18 Feb Water Rules and Rights
Water is a vital and precious natural resource, and with burgeoning populations demanding more and more of its use, it can quickly become a very limited resource. That’s why every state has formed an official government department, organization or system to regulate, administer and adjudicate the water interests within its’ borders. Water rules and restrictions – which can briefly be encapsulated as “the way each jurisdiction governs who uses how much water, the types of uses it allows, and when the waters can be used” – can vary from state to state, but they also all have certain basic similarities.
For example, as cited previously, virtually all states regulate their water management issues – whether surface or ground water (a few states have different rules for the two) – through a state Department of Natural Resources, Department of Water Management, or the Water Division of a similarly-named and responsible government office or administrative system. This will generally always be the office to contact for questions concerning the rules of water use, rights, restrictions and applications for water redirection (which simply means taking water from its source and putting it to use). Many of these Departments are headed by a State Engineer.

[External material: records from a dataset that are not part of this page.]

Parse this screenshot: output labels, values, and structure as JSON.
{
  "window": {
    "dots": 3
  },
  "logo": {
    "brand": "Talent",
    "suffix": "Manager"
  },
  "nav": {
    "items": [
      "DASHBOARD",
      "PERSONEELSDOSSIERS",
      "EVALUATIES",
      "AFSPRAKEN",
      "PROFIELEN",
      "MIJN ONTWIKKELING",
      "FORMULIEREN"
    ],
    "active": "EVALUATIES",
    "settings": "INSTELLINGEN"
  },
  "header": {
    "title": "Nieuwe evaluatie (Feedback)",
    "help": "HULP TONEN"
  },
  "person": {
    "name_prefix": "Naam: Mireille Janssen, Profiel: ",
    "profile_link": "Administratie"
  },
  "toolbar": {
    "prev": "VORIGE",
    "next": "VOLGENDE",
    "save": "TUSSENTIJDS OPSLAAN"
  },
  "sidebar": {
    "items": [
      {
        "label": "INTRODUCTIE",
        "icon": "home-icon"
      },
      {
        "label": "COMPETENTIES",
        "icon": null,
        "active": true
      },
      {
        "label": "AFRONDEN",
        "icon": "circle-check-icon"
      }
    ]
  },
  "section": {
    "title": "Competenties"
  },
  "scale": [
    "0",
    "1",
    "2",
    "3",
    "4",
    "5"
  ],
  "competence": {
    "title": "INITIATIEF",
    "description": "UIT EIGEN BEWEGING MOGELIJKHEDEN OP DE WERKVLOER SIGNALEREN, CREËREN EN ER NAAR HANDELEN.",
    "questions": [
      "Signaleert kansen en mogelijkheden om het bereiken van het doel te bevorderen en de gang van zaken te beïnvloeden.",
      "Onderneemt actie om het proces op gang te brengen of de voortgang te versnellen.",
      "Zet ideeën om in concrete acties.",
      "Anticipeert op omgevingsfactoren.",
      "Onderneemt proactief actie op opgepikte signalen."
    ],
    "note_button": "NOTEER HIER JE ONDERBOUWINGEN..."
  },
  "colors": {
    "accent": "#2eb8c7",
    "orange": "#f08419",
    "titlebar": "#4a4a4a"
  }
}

Most states west of the Mississippi River administer their water law based on the doctrine of prior appropriation, which basically means that the first person to obtain a water right on a stream or other source is the last one to be shut off in times of low stream flows. The earliest date of application for a permit to use the water usually becomes the priority date of the right. East of the Mississippi, on the other hand, the majority of states use the riparian doctrine, although it’s being slowly replaced with alternative water allocation methods. Riparian doctrine states that only landowners who have water flowing naturally through their property have an automatic claim to its use. Examples of other basic water rules include the legal requirement that all ground water wells be registered with the appropriate state water-governing agency and the edict that surface or ground water may only be redirected if it’s used for a beneficial purpose without waste, to name just a few.